Chemical biology is the scientific discipline that works to design and develop new small molecules, and aims to characterize and validate their biological mechanism of action. In other words, the discipline looks to explain why molecules behave the way they do, and to prove that their behavior will happen consistently.
It serves as a three-way bridge between synthetic chemistry, which is involved in the generation of new small molecules; basic biomedical research, which uses small molecules as tools to better understand the biology of a disease; and therapeutic science, which transforms the knowledge of small molecules, their mechanism of action, and the mechanism and physiology of a disease into new drugs.
Some small molecules have been first extracted from natural sources, like aspirin, which initially came from willow bark; others, like ibuprofen, are designed and created in chemistry labs through the work of synthetic chemists.
Regardless of whether a small molecule is nature-made or man-made, before it can be called a drug, it has to undergo years of rigorous testing and optimization in basic science laboratories. Researchers aim to understand why the molecule exhibits its specific bioactivity – that is, why does it work the way it does. Clinicians focus on clinical testing and testing safety and efficacy in patients, and regulatory bodies, such as the Food and Drug Administration (FDA), decide to approve or to not approve the drug.
How Chemical Biology Aims to Improve Cancer Outcomes
Researchers in Dana-Farber’s Chemical Biology Program are developing new chemistry-based ways to study and target proteins — large biological molecules that control many of the key cellular processes that go haywire in the formation of cancer.
Typically, a research project in one of our chemical biology labs at Dana-Farber starts with an unmet medical need — for example, a report that a certain type of cancer has developed resistance to existing therapies, or an unanswered biological question, such as why a certain protein behaves the way it does in the context of cancer. Every research project involves scientists with a range of backgrounds; chemical biology is very interdisciplinary and collaborative.

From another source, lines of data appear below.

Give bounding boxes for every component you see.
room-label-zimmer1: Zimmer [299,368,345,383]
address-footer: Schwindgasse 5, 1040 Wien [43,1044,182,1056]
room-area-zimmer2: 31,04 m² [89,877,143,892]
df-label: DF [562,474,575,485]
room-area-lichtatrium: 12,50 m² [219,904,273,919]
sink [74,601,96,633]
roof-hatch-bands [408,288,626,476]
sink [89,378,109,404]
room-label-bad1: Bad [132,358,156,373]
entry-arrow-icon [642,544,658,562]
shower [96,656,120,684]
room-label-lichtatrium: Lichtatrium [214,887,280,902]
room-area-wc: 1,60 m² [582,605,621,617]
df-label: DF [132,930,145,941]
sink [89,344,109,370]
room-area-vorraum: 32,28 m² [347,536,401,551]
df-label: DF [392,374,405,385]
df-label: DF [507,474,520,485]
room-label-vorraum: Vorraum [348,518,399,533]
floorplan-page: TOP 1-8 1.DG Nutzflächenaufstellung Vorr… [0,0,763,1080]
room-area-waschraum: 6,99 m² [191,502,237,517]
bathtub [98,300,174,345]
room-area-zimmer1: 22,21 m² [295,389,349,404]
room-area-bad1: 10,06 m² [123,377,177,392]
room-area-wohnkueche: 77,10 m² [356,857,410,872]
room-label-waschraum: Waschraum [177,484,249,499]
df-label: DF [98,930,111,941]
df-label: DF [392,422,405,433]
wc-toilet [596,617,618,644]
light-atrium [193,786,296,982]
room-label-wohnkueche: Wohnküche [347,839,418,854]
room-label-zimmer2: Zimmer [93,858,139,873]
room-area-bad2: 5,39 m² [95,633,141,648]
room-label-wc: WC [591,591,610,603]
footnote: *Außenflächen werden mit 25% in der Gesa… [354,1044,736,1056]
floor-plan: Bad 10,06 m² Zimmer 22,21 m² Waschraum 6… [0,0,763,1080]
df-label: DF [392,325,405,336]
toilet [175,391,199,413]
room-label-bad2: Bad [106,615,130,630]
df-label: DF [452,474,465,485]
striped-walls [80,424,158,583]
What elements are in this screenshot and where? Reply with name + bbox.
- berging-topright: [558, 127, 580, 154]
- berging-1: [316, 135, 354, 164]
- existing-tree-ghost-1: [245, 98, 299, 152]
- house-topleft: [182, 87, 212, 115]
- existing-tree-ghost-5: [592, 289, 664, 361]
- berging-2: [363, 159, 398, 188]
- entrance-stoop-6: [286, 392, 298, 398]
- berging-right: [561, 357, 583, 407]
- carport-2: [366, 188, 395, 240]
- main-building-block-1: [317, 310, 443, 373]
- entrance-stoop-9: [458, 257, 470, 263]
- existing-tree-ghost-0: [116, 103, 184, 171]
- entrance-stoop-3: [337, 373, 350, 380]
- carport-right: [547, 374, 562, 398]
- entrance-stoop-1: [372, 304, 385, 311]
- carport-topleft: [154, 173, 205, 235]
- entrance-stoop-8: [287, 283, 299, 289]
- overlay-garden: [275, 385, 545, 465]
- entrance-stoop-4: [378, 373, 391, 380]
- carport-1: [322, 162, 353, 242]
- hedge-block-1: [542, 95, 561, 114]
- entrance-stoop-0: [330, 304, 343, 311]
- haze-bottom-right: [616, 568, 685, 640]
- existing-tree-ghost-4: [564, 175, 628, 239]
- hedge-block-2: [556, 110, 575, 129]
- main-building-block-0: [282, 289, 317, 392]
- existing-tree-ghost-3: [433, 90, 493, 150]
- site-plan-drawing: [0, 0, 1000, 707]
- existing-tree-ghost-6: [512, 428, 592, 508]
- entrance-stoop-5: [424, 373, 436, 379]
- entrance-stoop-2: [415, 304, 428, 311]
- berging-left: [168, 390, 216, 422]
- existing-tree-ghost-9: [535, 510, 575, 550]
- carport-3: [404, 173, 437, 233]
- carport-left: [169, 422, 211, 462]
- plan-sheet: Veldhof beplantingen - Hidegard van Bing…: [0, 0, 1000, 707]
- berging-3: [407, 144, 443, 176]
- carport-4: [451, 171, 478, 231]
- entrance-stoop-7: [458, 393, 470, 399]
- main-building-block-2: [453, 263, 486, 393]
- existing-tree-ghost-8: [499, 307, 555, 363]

Very often, we have a small molecule that is a good starting point for research because it binds to a specific target protein that does not work as it is supposed to in cancer. But sometimes we see small molecules effectively binding to proteins in a test tube, but we can’t replicate that in a cell-based or animal model. That’s when the chemistry efforts kick in to make new molecules with improved effects.
We often look at what the target protein looks like, following a three-dimensional blueprint of a protein created by structural biologists. This allows us to visualize what additional chemical modifications may help the molecule bind to the protein. Having the blueprint gives us a major boost in our effort to synthesize new and better working molecules.
Our chemical biologists spend a lot of time subjecting these new small molecules to rigorous tests to ensure that they are hitting the right protein target with high accuracy. They measure effects on cells — some derived from patients, some from healthy donors — to map out what happens under both normal and abnormal circumstances. Through these tests, we accumulate new information not only about how the small molecule works and why, but also how proteins work and how their malfunction is linked to or causes disease.
What motivates our chemical biology efforts is very dual in nature: On one hand, we want to give the cancer research community better small molecule tools they can use to examine basic research questions. On the other hand, we want to give our clinical colleagues new clinical drug candidates. Either way, what we’re doing pays off.